- Directed by: Kunahan Thampi
- Screenplay by: Harry Boxley
- Starring: Natasha Tosini; Lewis Santer; Danielle Ronald; Kelly Rian Sanson;
- Cinematography: Vince Knight
- Edited by: Rhys Frake-Waterfield Scott Chambers
- Music by: James Cox
- Production company: Dark Abyss Productions
- Distributed by: Uncork'd Entertainment
- Release date: 2025;
- Running time: 76 minutes

= Fairest of Them All (film) =

2025 film by Kunahan Thampi

Fairest of Them All is a 2025 British fantasy horror film. It follows Mad Hatter as he kidnaps princesses to compete in death challenges to see who is the fairest of them all. The independent film was directed by Kunahan Thampi and written by Harry Boxley. It stars Natasha Tosini, Lewis Santer, Kelly Rian Sanson, Danielle Ronald and Tim Cullingworth-Hudson.

==Plot==
The Mad Hatter is holding Alice captive and treating her as his servant. He begins abducting princesses from different fairy-tale worlds, including Snow White, Cinderella, Belle, Ariel, Tinkerbell, and Sleeping Beauty. The princesses are brought to the Hatter's castle, where he announces that they must compete against one another in a series of fights. The last surviving princess will become his bride and be declared the "fairest of them all." Each princess possesses a supernatural ability or curse associated with her fairy-tale identity. Belle, for example, can transform into a werewolf-like creature, while Ariel possesses a powerful siren-like scream. Snow White has been transformed into a particularly violent version of her traditional character, while Cinderella is affected by a curse that gives her supernatural abilities.
The Hatter forces the princesses into individual matches, using a randomized system to determine who fights whom. Tensions quickly develop among the contestants. Although some of the princesses initially cooperate, the Hatter deliberately encourages distrust and conflict, knowing that only one of them can ultimately survive.

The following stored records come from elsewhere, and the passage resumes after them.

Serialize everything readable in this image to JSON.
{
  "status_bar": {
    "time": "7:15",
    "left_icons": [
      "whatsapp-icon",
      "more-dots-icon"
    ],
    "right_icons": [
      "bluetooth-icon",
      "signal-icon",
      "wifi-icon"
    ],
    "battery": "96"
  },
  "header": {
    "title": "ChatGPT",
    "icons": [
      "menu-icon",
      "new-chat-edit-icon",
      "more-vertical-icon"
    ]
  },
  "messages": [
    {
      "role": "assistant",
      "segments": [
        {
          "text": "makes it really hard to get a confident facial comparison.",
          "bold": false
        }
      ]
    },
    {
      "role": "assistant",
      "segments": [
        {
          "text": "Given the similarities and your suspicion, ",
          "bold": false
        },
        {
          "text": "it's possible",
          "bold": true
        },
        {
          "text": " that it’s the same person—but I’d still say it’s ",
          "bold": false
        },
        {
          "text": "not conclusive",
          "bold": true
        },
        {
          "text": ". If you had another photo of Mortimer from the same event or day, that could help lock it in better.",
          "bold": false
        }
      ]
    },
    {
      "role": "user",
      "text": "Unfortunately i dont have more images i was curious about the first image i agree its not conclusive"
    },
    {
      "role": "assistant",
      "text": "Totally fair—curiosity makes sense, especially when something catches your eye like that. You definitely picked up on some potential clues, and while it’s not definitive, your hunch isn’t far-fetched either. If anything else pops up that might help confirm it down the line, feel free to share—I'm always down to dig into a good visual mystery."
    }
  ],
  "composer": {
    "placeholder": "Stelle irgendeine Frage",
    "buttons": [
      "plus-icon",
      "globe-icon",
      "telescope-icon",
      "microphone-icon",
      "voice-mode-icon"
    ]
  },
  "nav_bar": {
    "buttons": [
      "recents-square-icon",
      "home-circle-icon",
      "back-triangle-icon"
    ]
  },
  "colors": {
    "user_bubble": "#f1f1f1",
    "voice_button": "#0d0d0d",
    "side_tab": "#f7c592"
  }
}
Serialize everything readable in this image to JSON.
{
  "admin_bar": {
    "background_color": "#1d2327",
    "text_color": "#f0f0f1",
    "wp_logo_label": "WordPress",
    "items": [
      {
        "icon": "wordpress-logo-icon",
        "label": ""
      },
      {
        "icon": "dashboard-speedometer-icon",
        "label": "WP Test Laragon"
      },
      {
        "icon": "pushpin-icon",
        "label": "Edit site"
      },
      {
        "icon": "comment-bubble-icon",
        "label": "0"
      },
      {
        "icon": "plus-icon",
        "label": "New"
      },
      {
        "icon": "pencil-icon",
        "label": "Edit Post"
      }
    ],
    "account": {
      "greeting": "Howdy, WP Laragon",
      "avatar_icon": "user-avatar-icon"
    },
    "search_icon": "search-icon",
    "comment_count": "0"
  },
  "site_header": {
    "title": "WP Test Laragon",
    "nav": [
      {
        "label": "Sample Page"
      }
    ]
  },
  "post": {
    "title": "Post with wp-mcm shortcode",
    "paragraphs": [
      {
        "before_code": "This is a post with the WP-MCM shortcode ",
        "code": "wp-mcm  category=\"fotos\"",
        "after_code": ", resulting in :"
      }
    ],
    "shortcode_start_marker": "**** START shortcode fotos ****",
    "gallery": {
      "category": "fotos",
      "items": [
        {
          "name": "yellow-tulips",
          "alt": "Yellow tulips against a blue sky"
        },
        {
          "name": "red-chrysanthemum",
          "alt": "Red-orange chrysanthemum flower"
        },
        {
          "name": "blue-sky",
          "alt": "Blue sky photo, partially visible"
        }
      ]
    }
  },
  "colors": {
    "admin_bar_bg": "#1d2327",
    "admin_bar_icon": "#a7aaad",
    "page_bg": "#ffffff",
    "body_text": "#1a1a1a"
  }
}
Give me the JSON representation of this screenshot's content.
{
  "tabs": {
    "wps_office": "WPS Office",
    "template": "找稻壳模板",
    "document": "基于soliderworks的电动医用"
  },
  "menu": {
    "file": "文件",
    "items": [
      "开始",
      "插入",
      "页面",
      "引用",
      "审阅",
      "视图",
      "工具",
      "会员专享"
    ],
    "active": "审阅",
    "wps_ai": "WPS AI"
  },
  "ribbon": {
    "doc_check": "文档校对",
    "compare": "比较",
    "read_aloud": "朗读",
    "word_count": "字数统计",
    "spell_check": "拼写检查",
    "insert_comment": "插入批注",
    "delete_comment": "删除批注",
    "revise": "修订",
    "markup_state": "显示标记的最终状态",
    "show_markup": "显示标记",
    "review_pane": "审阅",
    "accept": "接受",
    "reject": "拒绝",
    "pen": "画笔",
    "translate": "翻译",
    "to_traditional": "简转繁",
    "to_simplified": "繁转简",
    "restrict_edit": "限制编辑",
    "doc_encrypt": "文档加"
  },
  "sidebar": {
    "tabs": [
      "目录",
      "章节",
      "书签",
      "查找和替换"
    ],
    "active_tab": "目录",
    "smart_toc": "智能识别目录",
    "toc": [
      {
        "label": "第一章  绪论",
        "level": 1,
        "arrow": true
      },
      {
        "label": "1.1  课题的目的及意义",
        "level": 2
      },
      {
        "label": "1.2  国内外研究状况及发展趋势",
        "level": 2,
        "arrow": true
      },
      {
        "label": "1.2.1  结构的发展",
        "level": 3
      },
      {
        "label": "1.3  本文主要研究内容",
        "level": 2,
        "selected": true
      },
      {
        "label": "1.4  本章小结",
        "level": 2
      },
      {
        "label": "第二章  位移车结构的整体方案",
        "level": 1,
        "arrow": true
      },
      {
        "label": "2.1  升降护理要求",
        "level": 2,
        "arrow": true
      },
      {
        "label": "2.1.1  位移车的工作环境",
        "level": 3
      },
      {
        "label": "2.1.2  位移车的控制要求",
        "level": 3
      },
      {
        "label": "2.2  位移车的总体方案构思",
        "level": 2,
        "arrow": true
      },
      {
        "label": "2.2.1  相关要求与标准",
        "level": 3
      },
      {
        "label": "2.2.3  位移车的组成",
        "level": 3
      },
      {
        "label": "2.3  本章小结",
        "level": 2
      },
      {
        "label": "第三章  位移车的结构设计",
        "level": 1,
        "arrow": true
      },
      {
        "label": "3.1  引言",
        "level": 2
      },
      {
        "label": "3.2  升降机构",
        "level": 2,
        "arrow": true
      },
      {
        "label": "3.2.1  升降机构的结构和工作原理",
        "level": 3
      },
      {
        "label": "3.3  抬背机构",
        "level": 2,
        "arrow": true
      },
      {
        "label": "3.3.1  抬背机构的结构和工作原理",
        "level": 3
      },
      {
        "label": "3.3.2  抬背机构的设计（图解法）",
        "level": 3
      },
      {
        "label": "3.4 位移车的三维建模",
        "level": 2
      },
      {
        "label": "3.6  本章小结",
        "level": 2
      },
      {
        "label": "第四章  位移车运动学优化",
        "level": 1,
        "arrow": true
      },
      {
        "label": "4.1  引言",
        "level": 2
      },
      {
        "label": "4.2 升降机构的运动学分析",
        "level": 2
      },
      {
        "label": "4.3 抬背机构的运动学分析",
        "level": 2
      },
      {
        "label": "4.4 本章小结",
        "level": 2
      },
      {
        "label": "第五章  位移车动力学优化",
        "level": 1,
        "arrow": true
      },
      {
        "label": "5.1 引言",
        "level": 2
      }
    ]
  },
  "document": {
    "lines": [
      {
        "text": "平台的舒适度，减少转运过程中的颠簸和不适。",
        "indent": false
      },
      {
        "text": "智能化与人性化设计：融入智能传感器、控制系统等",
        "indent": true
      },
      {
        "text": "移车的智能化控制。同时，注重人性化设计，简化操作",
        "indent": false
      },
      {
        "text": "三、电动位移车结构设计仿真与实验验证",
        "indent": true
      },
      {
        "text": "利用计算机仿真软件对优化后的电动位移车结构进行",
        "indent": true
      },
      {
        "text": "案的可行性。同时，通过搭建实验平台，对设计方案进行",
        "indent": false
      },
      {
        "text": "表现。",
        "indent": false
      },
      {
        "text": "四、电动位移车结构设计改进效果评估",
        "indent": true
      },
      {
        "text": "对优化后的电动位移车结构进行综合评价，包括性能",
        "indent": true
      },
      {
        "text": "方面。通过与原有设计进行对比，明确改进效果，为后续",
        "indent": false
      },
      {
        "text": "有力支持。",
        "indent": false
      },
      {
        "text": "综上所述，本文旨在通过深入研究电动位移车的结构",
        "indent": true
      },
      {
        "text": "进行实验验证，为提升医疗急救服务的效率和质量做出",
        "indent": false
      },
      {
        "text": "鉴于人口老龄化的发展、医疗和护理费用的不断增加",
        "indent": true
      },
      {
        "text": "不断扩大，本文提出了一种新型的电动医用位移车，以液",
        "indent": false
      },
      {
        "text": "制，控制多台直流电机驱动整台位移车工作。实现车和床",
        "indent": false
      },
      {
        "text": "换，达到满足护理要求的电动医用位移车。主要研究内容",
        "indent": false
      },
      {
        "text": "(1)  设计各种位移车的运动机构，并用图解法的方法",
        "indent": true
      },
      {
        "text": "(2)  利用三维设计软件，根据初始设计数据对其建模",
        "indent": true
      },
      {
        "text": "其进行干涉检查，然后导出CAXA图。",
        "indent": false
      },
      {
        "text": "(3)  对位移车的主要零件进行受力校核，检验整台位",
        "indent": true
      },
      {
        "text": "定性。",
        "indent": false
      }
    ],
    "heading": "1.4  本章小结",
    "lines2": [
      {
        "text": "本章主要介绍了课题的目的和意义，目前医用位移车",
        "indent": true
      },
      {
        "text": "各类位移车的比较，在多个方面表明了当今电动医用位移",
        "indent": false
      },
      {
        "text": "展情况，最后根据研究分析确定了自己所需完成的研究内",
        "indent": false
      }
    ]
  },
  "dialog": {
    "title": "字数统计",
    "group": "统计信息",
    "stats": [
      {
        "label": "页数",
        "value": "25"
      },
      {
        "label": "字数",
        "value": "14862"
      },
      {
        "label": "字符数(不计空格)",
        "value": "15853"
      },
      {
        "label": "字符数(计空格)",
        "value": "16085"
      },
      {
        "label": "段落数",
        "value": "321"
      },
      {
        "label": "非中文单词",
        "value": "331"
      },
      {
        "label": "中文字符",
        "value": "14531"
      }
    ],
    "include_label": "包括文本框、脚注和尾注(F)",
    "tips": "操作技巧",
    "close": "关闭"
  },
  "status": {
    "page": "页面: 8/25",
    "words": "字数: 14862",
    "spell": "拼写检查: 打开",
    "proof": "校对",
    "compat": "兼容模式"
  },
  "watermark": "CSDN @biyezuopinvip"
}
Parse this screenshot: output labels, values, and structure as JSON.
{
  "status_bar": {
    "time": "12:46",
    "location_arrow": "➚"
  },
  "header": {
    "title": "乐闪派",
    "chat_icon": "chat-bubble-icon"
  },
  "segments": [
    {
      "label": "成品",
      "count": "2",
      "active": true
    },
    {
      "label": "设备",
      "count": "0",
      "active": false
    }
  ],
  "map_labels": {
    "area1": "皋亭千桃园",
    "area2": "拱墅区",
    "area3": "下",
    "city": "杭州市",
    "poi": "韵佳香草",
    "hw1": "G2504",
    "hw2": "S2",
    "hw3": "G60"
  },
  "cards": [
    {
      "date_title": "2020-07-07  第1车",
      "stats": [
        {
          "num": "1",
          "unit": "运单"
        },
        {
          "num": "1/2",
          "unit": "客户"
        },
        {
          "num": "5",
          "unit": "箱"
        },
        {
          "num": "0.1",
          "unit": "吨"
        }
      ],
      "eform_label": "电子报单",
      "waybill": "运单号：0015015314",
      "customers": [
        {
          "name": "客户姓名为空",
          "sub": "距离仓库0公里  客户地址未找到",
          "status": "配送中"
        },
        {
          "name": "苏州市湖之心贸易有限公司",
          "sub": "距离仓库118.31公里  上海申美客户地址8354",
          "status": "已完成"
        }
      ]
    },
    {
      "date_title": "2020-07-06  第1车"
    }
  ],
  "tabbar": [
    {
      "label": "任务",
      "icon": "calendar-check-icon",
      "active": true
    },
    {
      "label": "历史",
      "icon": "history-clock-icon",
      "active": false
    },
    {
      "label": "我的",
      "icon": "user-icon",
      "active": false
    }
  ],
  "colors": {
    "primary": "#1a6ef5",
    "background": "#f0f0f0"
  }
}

During the competition, Belle fights the Hatter and initially gains the upper hand. However, he manages to incapacitate her. He subsequently reveals that he has killed Belle's husband, Robert, further tormenting her before she is eliminated from the competition.
The remaining princesses continue fighting. Snow White initially shows reluctance to kill the other contestants, but her increasingly monstrous nature makes her one of the most dangerous participants. During her confrontation with Belle, Snow White bites Belle and gains an unusual ability, eventually defeating her. Meanwhile, tensions between Cinderella, Ariel, Sleeping Beauty, and the other contestants continue to escalate.
Alice, who has been under the Hatter's control from the beginning, eventually becomes caught up in the conflict. Several contestants attempt to escape the castle, but the Hatter and his guards prevent them from freely leaving. The competition consequently becomes increasingly chaotic, with alliances forming and collapsing as the survivors realize that the Hatter intends for the game to end with only one princess alive.
Eventually, the competition reaches its final stage. Cinderella, Snow White, and Sleeping Beauty (referred to as Rosetta in parts of the film) remain among the principal survivors. The Hatter declares that the entire castle will serve as their final battleground and releases them to continue fighting.
Snow White and Cinderella initially attempt to avoid killing one another, with Snow White apologizing and suggesting that they find Rosetta instead. Their attempt at cooperation fails, however, as the competition forces them back into conflict. Cinderella ultimately emerges as the last surviving contestant.
Rather than simply freeing Cinderella, the Hatter celebrates her survival and declares her the potential winner of his twisted competition. The film ends with the fairy-tale world remaining deeply corrupted by the Hatter's actions, leaving the possibility of the cycle continuing with other fairy-tale characters.

==Cast==

| Danielle Ronald | Snow White |
| Kelly Rian Sanson | Cinderella |
| Katie Kennedy | Tinkerbell |
| Danielle Scott | Sleeping Beauty |
| Cherry Fox | Ariel / Georgia |
| Natasha Tosini | Belle |
| Lewis Santer | Mad Hatter |
| Erand | Peter Pan |
| Tim Cullingworth-Hudson | Prince Stephen |
| Tyler Winchcombe | Prince Raymond |
| Chrissie Wunna | Fairy Godmother |
| Alina Desmond | Alice |
| Jack Stone | Felix |
| Angus Stone | Hermes / Doc |
| Phoenix James | Victor / Grumpy |
| Ivy Elizabeth Orlebar | Desmond / Dopey |
| Andre D'Cruz | Boris |
| Tommo Thomas | Norris |
| Vera Luisa | Ms. Terrycoat |
| Mark Sears | Beast (uncredited) |

==Release==
Fairest of Them All was released to video on demand before it began streaming on Peacock and Apple TV.